KARACHI: As more and more women enter the public and professional spheres across the country, the need for safe modes of transportation for women has become increasingly evident. Recognising this burgeoning demand, Hira Batool Rizvi, a young entrepreneur, has taken it upon herself to provide a safe mode of travel designed to facilitate female mobility. With the launch of She’Kab, Rizvi aims to not only provide a safe and reasonably priced transportation service for women but also create employment opportunities for a vast number of individuals.
She’Kab is a subscription-based ride-sharing platform that uses intelligent clustering to connect riders with drivers and fellow commuters through their platform.
Groups of riders from the same area can commute through a common cab and divide the fare between them on a monthly basis. Rizvi’s idea has been globally recognised through Shell Tameer Awards and Shell LiveWIRE Global Top Ten Innovator Awards.
Rizvi began thinking about innovative means of transport while she was a student, and noticed the lack of safe means of travel for women. Then as she came into professional life and learnt of carpooling technologies being used around the world, she came up with She’Kab.
“When I was a student, safe and reliable transportation was my biggest issue. The public transport infrastructure was neither safe nor economical for a student. It also had no provision for female seating, where a 14 seater vehicle would have only two seats reserved for women. At times, when women had to be adjusted in the back with men, they would face harassment,” she said.
An electrical engineer by profession, Rizvi was highly motivated to empower other women and address the issue of mobility and transport. This propelled her toward the world of entrepreneurship and she brought She’Kab to the masses. She started the service in her native town, Rawalpindi, expanded to Islamabad and is now set to launch She’Kab in Karachi.
Speaking of her student days, Rizvi says, “the local cabs were highly overpriced and not feasible for a student’s budget, whereas for working women it (transportation) would take a major chunk from their salaries. This is what propelled me to bring forth a solution”.
The business model
While pursuing her higher education in Science and Technology Policy at Georgia Tech, USA, Rizvi saw companies like Uber, Lyft, Airbnb which worked on shared economy models. Inspired by them, she came up with a similar idea and worked with the aim of service delivery – ‘A safe taxi service for women, by women.’
The realisation that working within the confines of the patriarchal social structure in Pakistan, where a solely female drivers’ business model would not survive, led her to change her business model to incorporate the existing cab network as a more viable and practical solution.
Like every other entrepreneur, Rizvi also faced problems to build up her startup, but her dedication and the recognition given by Shell Tameer allowed for success. There came a time when She’Kab lacked the funding to progress. It was then that Shell Tameer came to her aid.
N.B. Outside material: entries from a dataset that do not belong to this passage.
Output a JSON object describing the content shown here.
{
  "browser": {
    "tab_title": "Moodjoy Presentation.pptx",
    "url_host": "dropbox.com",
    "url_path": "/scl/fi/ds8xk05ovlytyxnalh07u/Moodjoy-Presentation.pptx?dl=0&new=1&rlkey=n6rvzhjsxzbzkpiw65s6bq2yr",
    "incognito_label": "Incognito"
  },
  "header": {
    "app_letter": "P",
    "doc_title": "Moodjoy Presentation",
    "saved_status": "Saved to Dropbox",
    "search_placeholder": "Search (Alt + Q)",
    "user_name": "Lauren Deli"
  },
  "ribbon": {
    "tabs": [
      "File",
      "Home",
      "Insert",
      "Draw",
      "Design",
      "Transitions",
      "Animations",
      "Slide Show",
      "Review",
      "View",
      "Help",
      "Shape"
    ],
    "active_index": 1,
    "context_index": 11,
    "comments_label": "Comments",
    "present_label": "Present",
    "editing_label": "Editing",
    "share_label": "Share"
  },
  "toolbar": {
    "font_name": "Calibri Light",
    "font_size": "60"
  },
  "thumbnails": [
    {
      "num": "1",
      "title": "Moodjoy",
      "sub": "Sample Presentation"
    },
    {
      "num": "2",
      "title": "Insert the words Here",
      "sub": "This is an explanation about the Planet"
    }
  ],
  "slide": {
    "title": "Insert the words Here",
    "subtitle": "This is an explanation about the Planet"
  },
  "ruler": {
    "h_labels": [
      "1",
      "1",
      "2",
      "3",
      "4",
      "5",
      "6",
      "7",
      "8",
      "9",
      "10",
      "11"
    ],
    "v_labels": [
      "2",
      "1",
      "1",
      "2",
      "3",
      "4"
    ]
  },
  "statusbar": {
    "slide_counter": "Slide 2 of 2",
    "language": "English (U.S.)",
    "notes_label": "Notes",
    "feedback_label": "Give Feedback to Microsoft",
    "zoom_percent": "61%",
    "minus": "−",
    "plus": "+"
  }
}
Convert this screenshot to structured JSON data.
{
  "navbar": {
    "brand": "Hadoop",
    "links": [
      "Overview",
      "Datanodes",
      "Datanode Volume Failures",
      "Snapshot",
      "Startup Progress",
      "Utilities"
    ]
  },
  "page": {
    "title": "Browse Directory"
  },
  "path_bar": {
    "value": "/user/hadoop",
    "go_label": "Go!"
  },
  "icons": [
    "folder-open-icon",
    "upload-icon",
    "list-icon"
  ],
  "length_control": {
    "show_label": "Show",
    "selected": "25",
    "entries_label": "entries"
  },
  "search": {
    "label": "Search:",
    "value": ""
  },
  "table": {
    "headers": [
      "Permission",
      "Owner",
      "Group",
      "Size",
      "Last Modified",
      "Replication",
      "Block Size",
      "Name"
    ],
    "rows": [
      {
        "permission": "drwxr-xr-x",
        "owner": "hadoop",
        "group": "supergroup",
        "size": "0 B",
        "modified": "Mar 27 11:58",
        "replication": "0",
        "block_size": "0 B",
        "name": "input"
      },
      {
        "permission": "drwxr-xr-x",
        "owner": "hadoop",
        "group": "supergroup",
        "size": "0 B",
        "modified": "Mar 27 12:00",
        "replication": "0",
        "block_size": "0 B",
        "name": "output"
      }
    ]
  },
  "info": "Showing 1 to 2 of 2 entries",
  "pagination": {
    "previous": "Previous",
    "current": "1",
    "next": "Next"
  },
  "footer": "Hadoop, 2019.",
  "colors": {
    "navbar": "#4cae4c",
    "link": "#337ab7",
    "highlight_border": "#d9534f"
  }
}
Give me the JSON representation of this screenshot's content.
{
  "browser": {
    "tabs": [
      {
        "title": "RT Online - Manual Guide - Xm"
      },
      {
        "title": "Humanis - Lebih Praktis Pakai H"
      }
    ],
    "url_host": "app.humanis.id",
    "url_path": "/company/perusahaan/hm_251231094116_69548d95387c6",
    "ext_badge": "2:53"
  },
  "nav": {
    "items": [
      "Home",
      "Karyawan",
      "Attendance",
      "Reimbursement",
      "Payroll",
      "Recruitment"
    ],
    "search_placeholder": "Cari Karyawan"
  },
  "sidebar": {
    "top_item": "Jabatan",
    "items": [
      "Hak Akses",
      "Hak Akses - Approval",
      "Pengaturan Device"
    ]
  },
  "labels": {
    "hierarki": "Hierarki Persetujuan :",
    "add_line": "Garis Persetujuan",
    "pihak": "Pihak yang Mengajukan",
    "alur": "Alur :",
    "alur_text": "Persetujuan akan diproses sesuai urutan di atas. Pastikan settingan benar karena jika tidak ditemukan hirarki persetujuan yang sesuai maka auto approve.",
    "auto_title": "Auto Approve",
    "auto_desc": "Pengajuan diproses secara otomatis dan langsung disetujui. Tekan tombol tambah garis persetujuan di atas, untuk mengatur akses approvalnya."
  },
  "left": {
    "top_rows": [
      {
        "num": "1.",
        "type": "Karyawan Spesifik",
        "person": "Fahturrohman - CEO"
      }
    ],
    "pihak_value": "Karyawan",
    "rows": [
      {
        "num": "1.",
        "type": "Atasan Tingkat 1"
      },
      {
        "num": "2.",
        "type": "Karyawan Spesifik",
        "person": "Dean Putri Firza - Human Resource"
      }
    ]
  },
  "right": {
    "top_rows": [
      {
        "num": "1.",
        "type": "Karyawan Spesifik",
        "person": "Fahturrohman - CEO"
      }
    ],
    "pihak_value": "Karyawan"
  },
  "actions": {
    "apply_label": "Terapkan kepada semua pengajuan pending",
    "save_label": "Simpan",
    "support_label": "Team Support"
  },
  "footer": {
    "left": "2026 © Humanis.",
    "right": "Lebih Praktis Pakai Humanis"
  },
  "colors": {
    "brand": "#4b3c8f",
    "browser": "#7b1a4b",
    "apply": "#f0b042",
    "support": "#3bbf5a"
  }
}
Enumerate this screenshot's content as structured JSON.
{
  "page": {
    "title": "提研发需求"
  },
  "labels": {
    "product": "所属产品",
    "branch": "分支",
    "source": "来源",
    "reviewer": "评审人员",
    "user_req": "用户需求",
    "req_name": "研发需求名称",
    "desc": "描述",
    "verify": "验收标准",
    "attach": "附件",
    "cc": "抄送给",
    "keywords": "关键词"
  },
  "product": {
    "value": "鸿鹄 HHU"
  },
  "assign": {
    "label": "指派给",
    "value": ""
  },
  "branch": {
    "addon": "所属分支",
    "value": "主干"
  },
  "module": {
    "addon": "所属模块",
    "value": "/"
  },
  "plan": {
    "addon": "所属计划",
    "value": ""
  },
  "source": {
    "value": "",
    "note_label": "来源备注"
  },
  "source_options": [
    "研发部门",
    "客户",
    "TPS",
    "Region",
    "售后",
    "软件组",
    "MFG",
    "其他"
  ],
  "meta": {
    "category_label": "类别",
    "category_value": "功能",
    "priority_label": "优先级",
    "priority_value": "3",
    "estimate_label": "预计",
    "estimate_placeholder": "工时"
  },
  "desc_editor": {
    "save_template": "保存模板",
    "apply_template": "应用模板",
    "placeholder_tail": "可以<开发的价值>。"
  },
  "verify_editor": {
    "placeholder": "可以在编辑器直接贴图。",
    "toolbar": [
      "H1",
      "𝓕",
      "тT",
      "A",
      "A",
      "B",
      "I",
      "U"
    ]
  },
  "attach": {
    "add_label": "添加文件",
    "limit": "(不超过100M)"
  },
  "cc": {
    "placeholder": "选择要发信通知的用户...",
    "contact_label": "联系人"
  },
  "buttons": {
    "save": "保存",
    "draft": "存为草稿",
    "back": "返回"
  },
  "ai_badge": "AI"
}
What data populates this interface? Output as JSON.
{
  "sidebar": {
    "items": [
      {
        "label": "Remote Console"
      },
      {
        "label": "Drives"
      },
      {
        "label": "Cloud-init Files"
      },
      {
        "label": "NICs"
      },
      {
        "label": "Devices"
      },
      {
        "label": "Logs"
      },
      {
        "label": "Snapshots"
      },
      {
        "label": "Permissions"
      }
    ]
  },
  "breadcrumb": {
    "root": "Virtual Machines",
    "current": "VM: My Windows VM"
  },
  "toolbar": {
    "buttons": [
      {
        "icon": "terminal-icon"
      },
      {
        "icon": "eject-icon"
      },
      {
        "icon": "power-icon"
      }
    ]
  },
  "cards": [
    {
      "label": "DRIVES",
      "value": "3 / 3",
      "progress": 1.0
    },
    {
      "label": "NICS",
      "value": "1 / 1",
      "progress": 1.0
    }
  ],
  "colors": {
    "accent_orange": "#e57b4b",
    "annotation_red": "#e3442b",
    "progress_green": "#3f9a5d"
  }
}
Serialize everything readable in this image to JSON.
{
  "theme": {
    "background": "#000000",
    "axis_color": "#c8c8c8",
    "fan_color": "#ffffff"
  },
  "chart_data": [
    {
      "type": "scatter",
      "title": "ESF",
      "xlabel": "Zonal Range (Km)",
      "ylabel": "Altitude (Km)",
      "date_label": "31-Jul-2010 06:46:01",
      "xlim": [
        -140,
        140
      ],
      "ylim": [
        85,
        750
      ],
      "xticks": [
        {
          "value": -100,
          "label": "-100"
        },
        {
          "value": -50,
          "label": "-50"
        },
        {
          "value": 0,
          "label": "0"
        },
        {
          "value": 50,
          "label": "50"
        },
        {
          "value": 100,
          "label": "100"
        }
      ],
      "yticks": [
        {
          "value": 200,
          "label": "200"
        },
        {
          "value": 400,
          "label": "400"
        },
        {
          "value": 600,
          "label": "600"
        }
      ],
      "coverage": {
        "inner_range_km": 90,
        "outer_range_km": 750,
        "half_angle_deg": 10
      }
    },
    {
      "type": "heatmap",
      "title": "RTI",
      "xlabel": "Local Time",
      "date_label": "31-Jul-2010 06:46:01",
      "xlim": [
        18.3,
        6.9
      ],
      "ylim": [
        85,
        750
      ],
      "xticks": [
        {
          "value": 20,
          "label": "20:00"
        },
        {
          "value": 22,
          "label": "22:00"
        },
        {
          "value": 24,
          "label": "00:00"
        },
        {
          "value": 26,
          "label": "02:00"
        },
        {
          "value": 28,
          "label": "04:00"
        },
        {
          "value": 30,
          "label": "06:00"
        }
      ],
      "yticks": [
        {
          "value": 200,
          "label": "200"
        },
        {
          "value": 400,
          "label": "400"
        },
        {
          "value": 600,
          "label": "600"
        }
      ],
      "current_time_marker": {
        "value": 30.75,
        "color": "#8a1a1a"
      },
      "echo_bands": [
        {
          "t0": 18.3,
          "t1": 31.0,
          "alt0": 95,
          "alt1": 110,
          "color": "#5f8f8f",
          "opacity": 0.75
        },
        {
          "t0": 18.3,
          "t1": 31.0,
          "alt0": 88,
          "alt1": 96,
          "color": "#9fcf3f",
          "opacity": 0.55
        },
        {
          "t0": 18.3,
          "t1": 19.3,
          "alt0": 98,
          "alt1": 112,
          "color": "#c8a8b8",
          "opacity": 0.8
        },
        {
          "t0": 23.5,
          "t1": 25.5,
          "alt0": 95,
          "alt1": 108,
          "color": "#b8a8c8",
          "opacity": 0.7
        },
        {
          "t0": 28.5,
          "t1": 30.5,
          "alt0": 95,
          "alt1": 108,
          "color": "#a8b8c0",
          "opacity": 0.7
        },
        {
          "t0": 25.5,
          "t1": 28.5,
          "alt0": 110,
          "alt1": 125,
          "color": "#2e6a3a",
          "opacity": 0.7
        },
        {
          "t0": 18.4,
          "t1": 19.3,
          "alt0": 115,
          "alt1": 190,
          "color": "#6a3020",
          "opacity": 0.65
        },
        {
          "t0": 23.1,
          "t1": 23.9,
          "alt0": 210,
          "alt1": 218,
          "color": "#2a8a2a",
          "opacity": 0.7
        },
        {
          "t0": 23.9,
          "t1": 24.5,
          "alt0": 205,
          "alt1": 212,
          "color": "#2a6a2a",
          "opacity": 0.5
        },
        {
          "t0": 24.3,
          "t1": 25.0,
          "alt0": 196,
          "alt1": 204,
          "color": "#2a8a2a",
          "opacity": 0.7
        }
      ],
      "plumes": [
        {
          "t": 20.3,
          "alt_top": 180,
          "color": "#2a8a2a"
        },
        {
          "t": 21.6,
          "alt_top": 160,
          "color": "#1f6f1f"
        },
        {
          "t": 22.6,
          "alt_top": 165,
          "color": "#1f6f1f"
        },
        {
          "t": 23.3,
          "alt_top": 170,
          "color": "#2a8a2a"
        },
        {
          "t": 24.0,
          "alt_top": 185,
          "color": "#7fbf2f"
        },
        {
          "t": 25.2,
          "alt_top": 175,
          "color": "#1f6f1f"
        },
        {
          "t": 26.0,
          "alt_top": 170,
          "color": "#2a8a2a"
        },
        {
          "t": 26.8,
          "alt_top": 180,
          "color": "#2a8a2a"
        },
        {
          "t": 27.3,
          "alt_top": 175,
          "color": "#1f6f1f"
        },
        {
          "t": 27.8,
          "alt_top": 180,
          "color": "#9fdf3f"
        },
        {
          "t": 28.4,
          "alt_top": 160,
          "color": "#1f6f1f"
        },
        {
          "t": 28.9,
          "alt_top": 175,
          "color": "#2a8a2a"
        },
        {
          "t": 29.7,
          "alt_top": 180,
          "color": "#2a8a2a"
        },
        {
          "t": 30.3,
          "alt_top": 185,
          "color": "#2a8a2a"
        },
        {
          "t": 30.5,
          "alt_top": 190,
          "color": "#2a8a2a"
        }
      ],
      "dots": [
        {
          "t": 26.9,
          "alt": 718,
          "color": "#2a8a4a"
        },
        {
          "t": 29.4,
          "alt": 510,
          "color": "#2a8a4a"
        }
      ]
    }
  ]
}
In 2017, Hira applied for Shell Tameer Awards and made it to the final top 12 in the Technology Innovation category. Then She’Kab was further nominated through Shell Tameer, for the Shell LiveWIRE Global Top Ten Innovator Awards, and stood out as one of the three Runner-up Prize winners to bag approximately Rs1 million.
“This amount was the saviour, which rescued us from the crisis, and this award money was used as the 50pc of the total amount spent to develop the mobile applications. More drivers and riders started to register through the application and motivated other female drivers to register as a driver,” she said. Moreover, She’Kab drivers increased from 43 drivers to the current figure of 515 drivers. The currently registered riders have reached 4,500 and business is booming.
Kanwal, a female driver in Islamabad who was encouraged and empowered by She’Kab, now earns a decent living for herself. After the death of her parents, and as the eldest sibling it fell upon her to run her household and support her family. Since she came on board with She’Kab, Kanwal has been able to maintain a better standard of life than before.
“I started driving five years ago when there was no one to support my family after my father passed away. I faced a lot of adverse pressure from my relatives when I first started driving for She’Kab, however, I kept going. The continued support from She’Kab gave me the courage to keep driving for the service. Now I feel so good to be a source of helping other working and studying women,” said the burqa-clad female driver.
Having tested and automated her solution completely in the twin cities, Rizvi now wants to expand operations to Karachi where she thinks there is a higher number of female professionals and students who will benefit from the service. She will be registering private cars and vans for the service in Karachi and hopes to launch the service within a month.
Published in The Express Tribune, September 28th, 2018.